Chapeau si nécessaire
Ricardo Neftali Reyes Basoalto naît à Parral le 12 juillet 1904, fils de Jose Reyes Morales, cheminot et de Rosa Neftali Basoalto Opazo, institutrice, qui meurt deux mois après sa naissance. Son enfance se passe dans la petite ville de Temuco, dans la province éloignée d’Araucanie. Il sera durablement marqué, à la fois par la forte culture indienne de la région, et par l’omniprésence de la nature, par l’ampleur de l’espace. Ses premiers poèmes connus datent de ses quatorze ans. À seize, il prépare deux livres de poèmes signés Neruda, non publiés. En 1921, il s’installe à Santiago pour y étudier le français, il écrit, dit-il, un poème par jour et reçoit le prix de l’association des étudiants. Par ailleurs, il s’associe aux manifestations des ouvriers en grève. Après Crépusculaire, une plaquette publiée à compte d’auteur, il compose, à vingt ans, son premier chef-d’ouvre : Vingt poèmes d’amour et une chanson désespérée. Les lecteurs français, qui le connurent bien plus tard, ont toujours eu du mal à détacher ce livre du Neruda de la maturité : c’est que le jeune homme, avec sa mélancolie traversée d’accès d’une vitalité pleine de sève, est resté, malgré l’usure de la vie et de ses combats, malgré la monumentalité de l’ouvre qui suivit, le même.

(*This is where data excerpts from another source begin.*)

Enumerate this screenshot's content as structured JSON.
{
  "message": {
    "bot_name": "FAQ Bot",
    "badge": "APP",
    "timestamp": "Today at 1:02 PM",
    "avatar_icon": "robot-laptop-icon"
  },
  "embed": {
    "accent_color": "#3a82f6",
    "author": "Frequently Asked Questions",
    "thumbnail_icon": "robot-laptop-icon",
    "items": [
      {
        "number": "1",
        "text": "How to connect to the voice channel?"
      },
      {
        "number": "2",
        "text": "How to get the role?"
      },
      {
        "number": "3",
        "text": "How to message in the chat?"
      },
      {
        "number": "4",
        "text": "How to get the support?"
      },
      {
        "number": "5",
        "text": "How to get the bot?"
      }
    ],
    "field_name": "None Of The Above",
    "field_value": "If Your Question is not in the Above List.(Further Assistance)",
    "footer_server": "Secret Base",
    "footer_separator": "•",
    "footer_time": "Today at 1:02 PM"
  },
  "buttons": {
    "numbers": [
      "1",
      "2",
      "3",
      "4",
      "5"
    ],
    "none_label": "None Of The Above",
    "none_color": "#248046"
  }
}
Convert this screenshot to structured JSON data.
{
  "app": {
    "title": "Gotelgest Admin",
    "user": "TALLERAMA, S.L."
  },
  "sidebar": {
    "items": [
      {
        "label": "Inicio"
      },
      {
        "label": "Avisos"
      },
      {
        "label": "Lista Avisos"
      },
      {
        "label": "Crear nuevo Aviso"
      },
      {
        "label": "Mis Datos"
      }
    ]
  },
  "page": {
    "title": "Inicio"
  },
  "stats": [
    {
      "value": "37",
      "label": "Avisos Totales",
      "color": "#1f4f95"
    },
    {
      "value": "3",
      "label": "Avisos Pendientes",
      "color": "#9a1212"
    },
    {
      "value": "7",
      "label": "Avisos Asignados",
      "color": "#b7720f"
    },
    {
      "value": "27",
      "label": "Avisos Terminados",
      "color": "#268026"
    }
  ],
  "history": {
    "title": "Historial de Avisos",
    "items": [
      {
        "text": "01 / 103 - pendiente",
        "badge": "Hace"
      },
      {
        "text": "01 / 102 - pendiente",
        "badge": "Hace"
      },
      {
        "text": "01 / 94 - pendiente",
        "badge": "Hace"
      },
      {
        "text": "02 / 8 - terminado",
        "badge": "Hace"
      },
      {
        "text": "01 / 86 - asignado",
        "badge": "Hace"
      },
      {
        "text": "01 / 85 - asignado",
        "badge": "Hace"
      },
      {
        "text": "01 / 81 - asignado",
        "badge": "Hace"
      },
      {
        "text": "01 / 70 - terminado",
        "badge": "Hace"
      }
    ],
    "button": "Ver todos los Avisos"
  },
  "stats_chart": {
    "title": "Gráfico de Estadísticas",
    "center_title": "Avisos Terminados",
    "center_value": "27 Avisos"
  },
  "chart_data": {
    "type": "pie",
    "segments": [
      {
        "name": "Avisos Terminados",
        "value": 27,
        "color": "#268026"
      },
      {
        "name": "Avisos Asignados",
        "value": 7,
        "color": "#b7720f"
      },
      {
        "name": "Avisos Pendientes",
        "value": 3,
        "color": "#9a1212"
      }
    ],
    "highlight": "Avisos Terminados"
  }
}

Très tôt reconnu, il abandonne ses études pour se consacrer à la littérature, avec un penchant marqué pour l’avant-garde de l’époque, André Breton et ses précurseurs " voyants " : William Blake, Rimbaud, Lautréamont. Ne bénéficiant pas des revenus qui lui permettraient, comme tout littérateur qui se respecte, de vivre en rentier, il entre dans la " carrière ", comme on dit encore à cette époque où la langue internationale est le français, où Neruda excelle. Le voici à vingt-trois ans consul à Rangoon. Il y compose, dans une solitude absolue, la première Résidence sur la terre. La puissance de la nature d’Asie, le mal du pays, la vanité de ses amours avec Josie Bliss, une jeune birmane " anglicisée " font de ce premier recueil un moment attachant de l’ouvre nérudienne, où les thèmes les plus personnels se tressent aux fils d’un hymne à la beauté du monde et de ses peuples. Après Colombo, Batavia, où il se marie avec une jeune hollandaise connue dans ses poèmes sous le nom de " Maruca ", il poursuit sa carrière par Buenos Aires où il fait en 1933 la rencontre " la plus importante de sa vie ", celle de Federico Garcia Lorca.

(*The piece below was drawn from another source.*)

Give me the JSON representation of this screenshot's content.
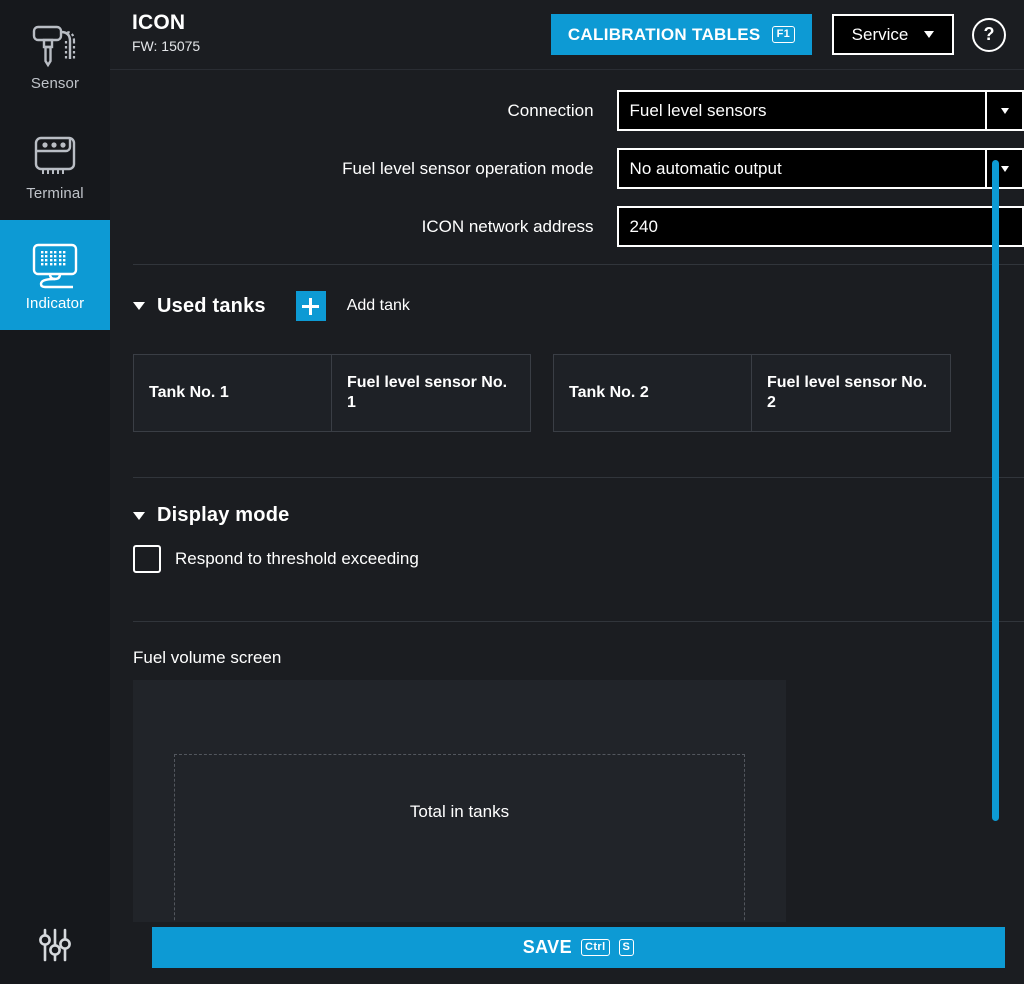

Avec Lorca, à travers lui, Neruda établit un pont avec toute la jeune poésie espagnole. Un poste à Barcelone en 1934 puis à Madrid en 1935, le lient durablement avec cette génération. Il reçoit " l’hommage des poètes espagnols ", fonde la revue de poésie Caballo Verde, qui publie des poètes des deux continents. Bonheur et amitié : il rencontre Délia, sa deuxième femme, et Rafael Alberti leur trouve à Madrid la fameuse " maison des fleurs ", celles dont il refusera de parler à cause du " sang dans les rues ". La guerre civile éclate, en effet, l’année suivante. Sa vie bascule. Lorca est assassiné. Neruda écrit alors le fameux J’explique certaines choses et le Chant aux mères des miliciens morts, qui figureront dans Espagne au cour, recueil qui sera une des parties de la troisième et dernière Résidence sur la terre. Bien entendu, ce n’est pas très diplomatique, et il est renvoyé. Il s’installe à Paris, où il fonde avec Cesar Vallejo le groupe hispano-américain d’aide à l’Espagne. Il se lie avec tous les artistes antifranquistes, notamment Aragon. Puis il rentre au Chili, d’où il anime la lutte pour l’Espagne républicaine. À la mort de son père, il entreprend ce qui deviendra le Chant général, après dix ans d’écriture. Il achète alors à un ancien officier de marine un îlot non loin de Valparaiso : l’Île noire. Épuisé, il n’arrive plus à écrire, d’autant que le nouveau gouvernement de Frente Popular chilien lui demande d’assurer l’accueil de réfugiés républicains au Chili. Deux mille d’entre eux passeront ainsi de France au Chili à bord du Winnipeg. Il est alors nommé consul général au Mexique, qui vit aussi une expérience de gauche. Il fréquente Orozco, Siqueiros, Rivera, les grands peintres muralistes et son ouvre, notamment le Chant général, connaît une nouvelle impulsion et gagne en ampleur.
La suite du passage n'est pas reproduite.